Negli ultimi mesi i lavoratori hanno dovuto affrontare soprattutto le resistenze delle banche, che non hanno concesso un leasing (una forma di finanziamento in cui, in cambio di un canone periodico, il cliente ottiene la disponibilità di un bene necessario alla propria attività, acquisendone la proprietà al termine del contratto dietro pagamento di una quota prefissata). «Ce l’hanno rifiutato perché il nostro rating era troppo basso – spiega Sorrenti -. Adesso abbiamo aumentato il capitale sociale e abbiamo chiesto all’Inps l’anticipo sulla nostra mobilità per investirlo nella cooperativa. A breve metteremo anche i nostri Tfr, così il patrimonio sociale arriverà a 900mila euro. In questo modo siamo riusciti a sbloccare la situazione e la banca ci ha concesso un mutuo».

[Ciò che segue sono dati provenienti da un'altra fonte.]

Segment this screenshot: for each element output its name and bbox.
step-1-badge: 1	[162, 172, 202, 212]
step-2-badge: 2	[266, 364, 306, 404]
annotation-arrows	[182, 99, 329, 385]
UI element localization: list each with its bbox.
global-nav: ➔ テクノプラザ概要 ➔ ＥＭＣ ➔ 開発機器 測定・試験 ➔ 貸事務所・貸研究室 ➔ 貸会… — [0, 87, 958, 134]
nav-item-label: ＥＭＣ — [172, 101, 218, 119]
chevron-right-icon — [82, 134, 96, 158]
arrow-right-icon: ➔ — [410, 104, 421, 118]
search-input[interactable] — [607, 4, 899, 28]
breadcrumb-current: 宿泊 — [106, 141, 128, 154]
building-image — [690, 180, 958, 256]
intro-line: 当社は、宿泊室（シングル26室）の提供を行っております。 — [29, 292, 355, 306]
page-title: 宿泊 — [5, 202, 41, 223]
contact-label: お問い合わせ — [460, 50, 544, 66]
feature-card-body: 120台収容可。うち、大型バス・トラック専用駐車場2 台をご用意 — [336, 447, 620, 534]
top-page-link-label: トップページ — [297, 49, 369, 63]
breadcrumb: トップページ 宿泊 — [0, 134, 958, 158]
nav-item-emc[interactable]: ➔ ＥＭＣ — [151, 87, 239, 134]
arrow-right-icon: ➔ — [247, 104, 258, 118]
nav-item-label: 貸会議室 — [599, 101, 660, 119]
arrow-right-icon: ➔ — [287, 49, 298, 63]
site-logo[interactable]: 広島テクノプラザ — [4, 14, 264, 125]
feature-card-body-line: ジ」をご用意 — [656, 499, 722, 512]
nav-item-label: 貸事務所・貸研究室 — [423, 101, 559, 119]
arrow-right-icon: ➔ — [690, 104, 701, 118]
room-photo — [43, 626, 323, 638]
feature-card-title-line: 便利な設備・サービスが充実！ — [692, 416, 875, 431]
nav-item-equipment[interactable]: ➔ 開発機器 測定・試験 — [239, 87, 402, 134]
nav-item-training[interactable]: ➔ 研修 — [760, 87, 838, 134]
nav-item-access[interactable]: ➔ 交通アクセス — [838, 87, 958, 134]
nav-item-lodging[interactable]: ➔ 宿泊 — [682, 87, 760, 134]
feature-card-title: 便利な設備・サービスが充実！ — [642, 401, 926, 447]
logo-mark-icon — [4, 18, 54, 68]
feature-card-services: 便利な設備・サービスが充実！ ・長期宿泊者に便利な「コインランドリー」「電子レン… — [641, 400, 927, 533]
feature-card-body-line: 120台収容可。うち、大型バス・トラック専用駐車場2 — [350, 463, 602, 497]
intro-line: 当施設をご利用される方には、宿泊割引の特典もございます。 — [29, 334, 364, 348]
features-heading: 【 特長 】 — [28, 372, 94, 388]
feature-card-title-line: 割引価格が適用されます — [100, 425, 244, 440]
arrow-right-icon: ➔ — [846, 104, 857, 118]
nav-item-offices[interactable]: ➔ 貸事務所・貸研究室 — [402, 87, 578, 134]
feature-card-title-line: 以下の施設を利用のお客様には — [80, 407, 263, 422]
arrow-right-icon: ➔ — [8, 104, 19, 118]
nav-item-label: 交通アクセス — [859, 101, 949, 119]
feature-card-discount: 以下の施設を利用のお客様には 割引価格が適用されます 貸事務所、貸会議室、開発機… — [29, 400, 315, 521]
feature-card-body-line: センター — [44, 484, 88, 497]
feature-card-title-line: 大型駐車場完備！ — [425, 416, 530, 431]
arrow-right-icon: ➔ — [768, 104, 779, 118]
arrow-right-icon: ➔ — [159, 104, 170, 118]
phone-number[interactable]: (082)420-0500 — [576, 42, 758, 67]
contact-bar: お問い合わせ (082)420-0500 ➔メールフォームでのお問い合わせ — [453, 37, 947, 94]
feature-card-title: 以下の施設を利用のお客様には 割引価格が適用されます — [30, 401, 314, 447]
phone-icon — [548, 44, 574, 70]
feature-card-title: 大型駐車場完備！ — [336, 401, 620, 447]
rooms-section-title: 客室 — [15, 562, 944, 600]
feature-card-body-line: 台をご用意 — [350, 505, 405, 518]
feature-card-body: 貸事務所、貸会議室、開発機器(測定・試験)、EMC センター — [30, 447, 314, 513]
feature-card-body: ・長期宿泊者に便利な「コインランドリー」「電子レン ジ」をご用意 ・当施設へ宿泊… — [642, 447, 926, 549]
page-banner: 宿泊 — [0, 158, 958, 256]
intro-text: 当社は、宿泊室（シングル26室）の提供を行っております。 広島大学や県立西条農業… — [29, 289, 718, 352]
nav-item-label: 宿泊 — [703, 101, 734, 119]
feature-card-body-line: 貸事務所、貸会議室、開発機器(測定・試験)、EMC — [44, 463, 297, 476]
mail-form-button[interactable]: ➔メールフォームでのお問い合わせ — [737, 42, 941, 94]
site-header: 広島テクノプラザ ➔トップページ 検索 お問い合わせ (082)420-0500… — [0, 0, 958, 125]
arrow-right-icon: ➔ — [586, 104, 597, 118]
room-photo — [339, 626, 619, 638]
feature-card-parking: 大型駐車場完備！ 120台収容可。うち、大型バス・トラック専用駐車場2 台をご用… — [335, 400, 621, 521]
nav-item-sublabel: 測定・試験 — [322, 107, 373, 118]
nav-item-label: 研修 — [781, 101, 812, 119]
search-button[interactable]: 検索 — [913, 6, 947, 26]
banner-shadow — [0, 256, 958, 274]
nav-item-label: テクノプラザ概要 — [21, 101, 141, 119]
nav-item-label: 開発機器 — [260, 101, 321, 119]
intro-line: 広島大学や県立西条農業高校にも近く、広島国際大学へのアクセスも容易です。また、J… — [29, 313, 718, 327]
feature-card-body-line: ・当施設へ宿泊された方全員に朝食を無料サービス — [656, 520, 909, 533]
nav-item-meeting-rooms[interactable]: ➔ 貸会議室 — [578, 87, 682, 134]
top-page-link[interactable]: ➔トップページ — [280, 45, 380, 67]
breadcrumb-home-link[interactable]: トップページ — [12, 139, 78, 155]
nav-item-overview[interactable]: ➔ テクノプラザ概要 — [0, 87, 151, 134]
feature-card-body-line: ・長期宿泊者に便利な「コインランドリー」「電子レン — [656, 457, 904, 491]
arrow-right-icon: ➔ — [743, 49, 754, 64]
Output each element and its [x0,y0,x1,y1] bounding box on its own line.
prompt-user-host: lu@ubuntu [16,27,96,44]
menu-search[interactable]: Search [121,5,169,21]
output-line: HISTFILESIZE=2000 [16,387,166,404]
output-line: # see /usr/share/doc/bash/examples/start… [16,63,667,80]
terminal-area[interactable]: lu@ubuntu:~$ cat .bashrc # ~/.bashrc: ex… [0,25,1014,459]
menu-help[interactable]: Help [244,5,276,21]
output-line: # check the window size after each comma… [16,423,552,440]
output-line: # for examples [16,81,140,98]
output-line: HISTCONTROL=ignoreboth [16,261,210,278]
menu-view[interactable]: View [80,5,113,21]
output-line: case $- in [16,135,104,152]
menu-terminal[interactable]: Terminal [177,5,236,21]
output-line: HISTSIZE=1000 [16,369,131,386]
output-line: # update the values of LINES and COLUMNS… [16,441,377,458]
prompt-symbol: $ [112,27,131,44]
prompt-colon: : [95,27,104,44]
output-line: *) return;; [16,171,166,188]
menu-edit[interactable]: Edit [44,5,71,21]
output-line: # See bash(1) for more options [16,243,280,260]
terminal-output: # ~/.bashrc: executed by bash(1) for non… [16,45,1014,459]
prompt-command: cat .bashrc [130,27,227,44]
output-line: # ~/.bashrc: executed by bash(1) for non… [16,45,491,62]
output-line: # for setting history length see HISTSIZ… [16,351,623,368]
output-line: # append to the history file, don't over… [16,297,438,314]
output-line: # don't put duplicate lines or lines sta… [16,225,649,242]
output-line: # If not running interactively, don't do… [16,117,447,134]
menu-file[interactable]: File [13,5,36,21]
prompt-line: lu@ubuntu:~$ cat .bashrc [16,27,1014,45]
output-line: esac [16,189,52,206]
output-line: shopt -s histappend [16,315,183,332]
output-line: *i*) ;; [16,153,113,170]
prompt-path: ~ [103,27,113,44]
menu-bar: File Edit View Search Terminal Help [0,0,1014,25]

Il costo complessivo del progetto partito nell’estate del 2013 ammonta a circa quattro milioni di euro. Per l’acquisto dei macchinari che serviranno al confezionamento servono un milione e 600mila euro, un altro milione e 400mila euro per le attrezzature necessarie alla cottura del luppolo. Ulteriore ostacolo nel reperimento dei fondi necessari sono state le richieste dell’Ircac, l’istituto per il credito alla cooperazione, che fa capo proprio alla Regione. Per ottenere un altro mutuo da 500mila euro, prima l’ente ha chiesto che i componenti del cda della cooperativa facessero da fideiussori. «Non ce la siamo sentiti di far ricadere il peso di questo finanziamento sulle spalle di solo cinque di noi», sottolinea Sorrenti. Quindi l’istituto ha proposto di ipotecare i capannoni dove ha sede la cooperativa. Strutture che ricadono nell’ex zona Asi e che sono stati concessi dalla Regione. L’accordo con l’ente, però, prevede che per cinque anni non possono essere comprate dai lavoratori. «Adesso – spiega il presidente – c’è una trattativa in corso proprio a Palermo per vedere se è possibile ipotecare le due strutture. Se tutto va bene – continua – entro aprile riusciremo a produrre la nostra birra».